No início do novo século, 20 anos depois da CNN, há condições para a afirmação de canais noticiosos em contínuo e feitos em Portugal, de que a SIC Notícias foi pioneira. À cadência dos noticiários horários destes canais junta-se o espaço de Comentário. Uma revolução nas formas de fazer e difundir informação surge com as potencialidades interativas da internet e outros recursos da tecnologia móvel, gerando expetativas e alimentando a imagem do “cidadão-jornalista”. Hoje, o jornalismo faz-se em plataformas múltiplas, num ambiente de convergência de meios onde impera o digital. Há muito que desapareceu a profissão do tipógrafo, enquanto se solicita ao repórter que seja mais do que alguém que vai ao terreno munido apenas de bloco e caneta. A velocidade da difusão de ‘nova informação’ é o valor dominante, as redações reduzem-se enquanto cresce o número de profissionais sem vínculo estável nem condições para receber a herança de gerações anteriores.

Jornalismo e ética

A afirmação de uma ética e de um rigor jornalístico que constrói um capital de credibilidade e confiança bem como o valor da liberdade de expressão têm em Portugal uma história inseparável da história política do país e da conturbada e interrompida afirmação da sua democracia, desde há mais de um século. Hoje, a afirmação da importância da informação jornalística para que a sociedade portuguesa seja um espaço público aberto e democrático enfrenta o desafio de fontes não jornalísticas que circulam nas redes sociais. As cores da liberdade de expressão carregam-se numa paleta de muitas tonalidades. Importa discutir o jornalismo e a liberdade expressão nas sociedades contemporâneas marcadas por meios desregulados e pela visibilidade de uma informação gerada por algoritmos.

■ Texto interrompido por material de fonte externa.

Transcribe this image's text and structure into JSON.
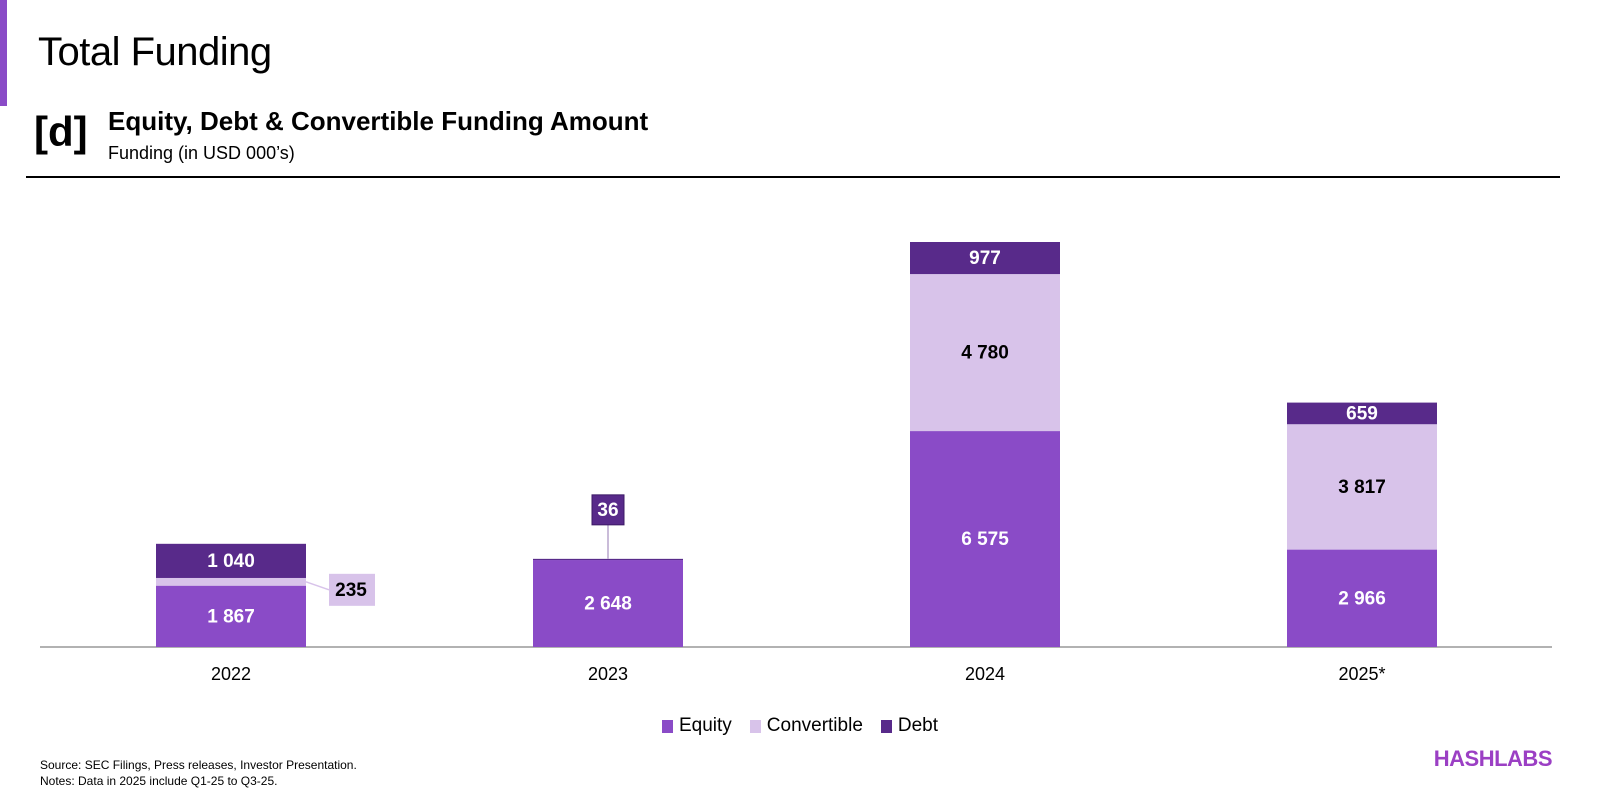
{
  "header": {
    "title": "Total Funding",
    "tag": "[d]",
    "subtitle": "Equity, Debt & Convertible Funding Amount",
    "unit": "Funding (in USD 000’s)"
  },
  "chart_data": {
    "type": "bar",
    "stacked": true,
    "categories": [
      "2022",
      "2023",
      "2024",
      "2025*"
    ],
    "series": [
      {
        "name": "Equity",
        "color": "#8a4bc7",
        "values": [
          1867,
          2648,
          6575,
          2966
        ],
        "labels": [
          "1 867",
          "2 648",
          "6 575",
          "2 966"
        ]
      },
      {
        "name": "Convertible",
        "color": "#d8c3ea",
        "values": [
          235,
          0,
          4780,
          3817
        ],
        "labels": [
          "235",
          "",
          "4 780",
          "3 817"
        ]
      },
      {
        "name": "Debt",
        "color": "#582a8a",
        "values": [
          1040,
          36,
          977,
          659
        ],
        "labels": [
          "1 040",
          "36",
          "977",
          "659"
        ]
      }
    ],
    "ylim": [
      0,
      12500
    ],
    "grid": false,
    "legend": "bottom"
  },
  "footer": {
    "source": "Source: SEC Filings, Press releases, Investor Presentation.",
    "notes": "Notes: Data in 2025 include Q1-25 to Q3-25.",
    "logo": "HASHLABS"
  }
}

Em 1974, Portugal passou de um regime de repressão e de censura à imprensa para um regime de liberdade de expressão, que ficou claramente expressa na Constituição de 1976 e em legislação que se seguiu – e que tem também a sua história. Este debate pode também recordar como essa liberdade de expressão foi constituída e regulada de diferentes modos, a partir dos próprios profissionais, das empresas e da intervenção do Estado.

Que futuro?

Como noutros países democráticos, o jornalismo enfrenta dificuldades: as redações estão quase vazias de memória e cresce trabalho precário e sub-emprego, enquanto os cidadãos para quem o jornalismo se dirige vivem tempos de saturação de informação instantânea e superficial, proveniente de múltiplas fontes e acessível “em qualquer lugar e a qualquer hora”. Os desafios que se colocam ao jornalismo e à liberdade de expressão têm uma escala global. Mas cada país tem a sua história e o contexto português é particularmente desafiante.

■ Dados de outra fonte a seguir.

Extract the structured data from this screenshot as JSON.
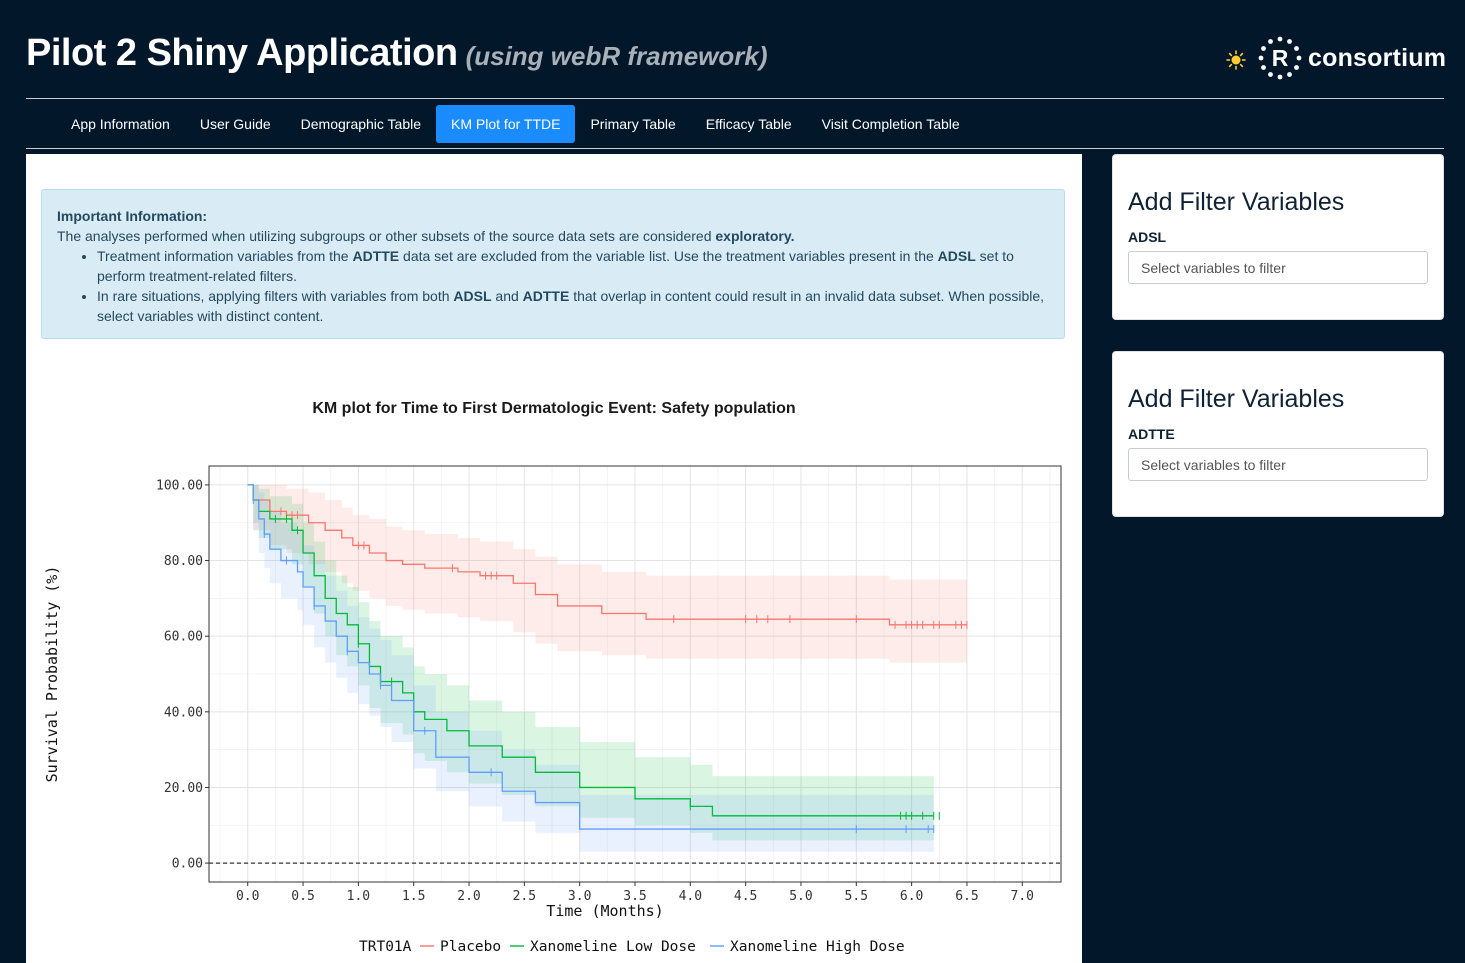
{
  "header": {
    "title": "Pilot 2 Shiny Application",
    "subtitle": "(using webR framework)",
    "theme_icon": "sun-icon",
    "logo_text": "consortium"
  },
  "nav": {
    "tabs": [
      {
        "label": "App Information"
      },
      {
        "label": "User Guide"
      },
      {
        "label": "Demographic Table"
      },
      {
        "label": "KM Plot for TTDE",
        "active": true
      },
      {
        "label": "Primary Table"
      },
      {
        "label": "Efficacy Table"
      },
      {
        "label": "Visit Completion Table"
      }
    ]
  },
  "info": {
    "heading": "Important Information:",
    "line1_pre": "The analyses performed when utilizing subgroups or other subsets of the source data sets are considered ",
    "line1_bold": "exploratory.",
    "b1_a": "Treatment information variables from the ",
    "b1_b": "ADTTE",
    "b1_c": " data set are excluded from the variable list. Use the treatment variables present in the ",
    "b1_d": "ADSL",
    "b1_e": " set to perform treatment-related filters.",
    "b2_a": "In rare situations, applying filters with variables from both ",
    "b2_b": "ADSL",
    "b2_c": " and ",
    "b2_d": "ADTTE",
    "b2_e": " that overlap in content could result in an invalid data subset. When possible, select variables with distinct content."
  },
  "filters": [
    {
      "title": "Add Filter Variables",
      "dataset": "ADSL",
      "placeholder": "Select variables to filter"
    },
    {
      "title": "Add Filter Variables",
      "dataset": "ADTTE",
      "placeholder": "Select variables to filter"
    }
  ],
  "colors": {
    "placebo": "#f8766d",
    "low": "#00ba38",
    "high": "#619cff"
  },
  "chart_data": {
    "type": "line",
    "title": "KM plot for Time to First Dermatologic Event: Safety population",
    "xlabel": "Time (Months)",
    "ylabel": "Survival Probability (%)",
    "xlim": [
      -0.35,
      7.35
    ],
    "ylim": [
      -5,
      105
    ],
    "xticks": [
      "0.0",
      "0.5",
      "1.0",
      "1.5",
      "2.0",
      "2.5",
      "3.0",
      "3.5",
      "4.0",
      "4.5",
      "5.0",
      "5.5",
      "6.0",
      "6.5",
      "7.0"
    ],
    "yticks": [
      "0.00",
      "20.00",
      "40.00",
      "60.00",
      "80.00",
      "100.00"
    ],
    "legend_title": "TRT01A",
    "legend_position": "bottom",
    "reference_line_y": 0,
    "series": [
      {
        "name": "Placebo",
        "color": "#f8766d",
        "x": [
          0,
          0.05,
          0.2,
          0.35,
          0.55,
          0.7,
          0.85,
          0.95,
          1.1,
          1.25,
          1.4,
          1.6,
          1.9,
          2.1,
          2.4,
          2.6,
          2.8,
          3.2,
          3.6,
          5.8,
          6.5
        ],
        "y": [
          100,
          96,
          93,
          92,
          90,
          88,
          86,
          84,
          82,
          80,
          79,
          78,
          77,
          76,
          74,
          71,
          68,
          66,
          64.5,
          63,
          63
        ],
        "lower": [
          100,
          88,
          84,
          82,
          79,
          77,
          74,
          72,
          70,
          68,
          67,
          66,
          65,
          64,
          61,
          58,
          56,
          55,
          54,
          53,
          53
        ],
        "upper": [
          100,
          100,
          100,
          99,
          98,
          96,
          94,
          92,
          91,
          89,
          88,
          87,
          86,
          85,
          83,
          81,
          79,
          77,
          76,
          75,
          75
        ],
        "censor": [
          0.3,
          0.4,
          0.45,
          1.0,
          1.05,
          1.85,
          2.15,
          2.2,
          2.25,
          3.85,
          4.5,
          4.6,
          4.7,
          4.9,
          5.5,
          5.85,
          5.95,
          6.0,
          6.05,
          6.1,
          6.2,
          6.25,
          6.4,
          6.45,
          6.5
        ]
      },
      {
        "name": "Xanomeline Low Dose",
        "color": "#00ba38",
        "x": [
          0,
          0.05,
          0.1,
          0.2,
          0.4,
          0.5,
          0.6,
          0.7,
          0.8,
          0.9,
          1.0,
          1.1,
          1.2,
          1.4,
          1.5,
          1.6,
          1.8,
          2.0,
          2.3,
          2.6,
          3.0,
          3.5,
          4.0,
          4.2,
          6.2
        ],
        "y": [
          100,
          96,
          93,
          91,
          88,
          82,
          76,
          70,
          66,
          63,
          58,
          52,
          48,
          45,
          40,
          38,
          35,
          31,
          28,
          24,
          20,
          17,
          15,
          12.5,
          12.5
        ],
        "lower": [
          100,
          90,
          86,
          83,
          79,
          73,
          66,
          60,
          55,
          52,
          47,
          41,
          37,
          34,
          29,
          27,
          24,
          21,
          18,
          15,
          12,
          10,
          8,
          6,
          6
        ],
        "upper": [
          100,
          100,
          99,
          97,
          95,
          90,
          85,
          80,
          76,
          73,
          69,
          64,
          60,
          57,
          52,
          50,
          47,
          43,
          40,
          36,
          32,
          28,
          26,
          23,
          23
        ],
        "censor": [
          0.25,
          0.35,
          0.45,
          1.0,
          1.3,
          4.0,
          5.9,
          5.95,
          6.0,
          6.1,
          6.2,
          6.25
        ]
      },
      {
        "name": "Xanomeline High Dose",
        "color": "#619cff",
        "x": [
          0,
          0.05,
          0.1,
          0.15,
          0.2,
          0.3,
          0.45,
          0.5,
          0.6,
          0.7,
          0.8,
          0.9,
          1.0,
          1.1,
          1.2,
          1.3,
          1.5,
          1.7,
          2.0,
          2.3,
          2.6,
          3.0,
          6.2
        ],
        "y": [
          100,
          96,
          91,
          87,
          83,
          80,
          77,
          73,
          68,
          64,
          60,
          56,
          53,
          50,
          47,
          43,
          35,
          28,
          24,
          19,
          16,
          9,
          9
        ],
        "lower": [
          100,
          88,
          82,
          78,
          74,
          70,
          67,
          63,
          57,
          53,
          49,
          45,
          42,
          39,
          36,
          32,
          25,
          19,
          15,
          11,
          8,
          3,
          3
        ],
        "upper": [
          100,
          100,
          98,
          96,
          93,
          90,
          88,
          84,
          80,
          76,
          72,
          68,
          65,
          62,
          59,
          55,
          47,
          40,
          35,
          30,
          26,
          18,
          18
        ],
        "censor": [
          0.05,
          0.15,
          0.35,
          0.6,
          0.9,
          1.2,
          1.6,
          2.2,
          5.5,
          5.95,
          6.15,
          6.2
        ]
      }
    ]
  }
}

Mário Mesquita e Diana Andringa viveram estes 40 anos como profissionais da informação jornalística e protagonizaram situações que fazem parte da história recente do jornalismo em Portugal. Como jornalistas e como estudiosos do Jornalismo, a Faculdade de Ciências Sociais e Humanas orgulha-se da sua presença como oradores nesta sessão do Ciclo de Conferências.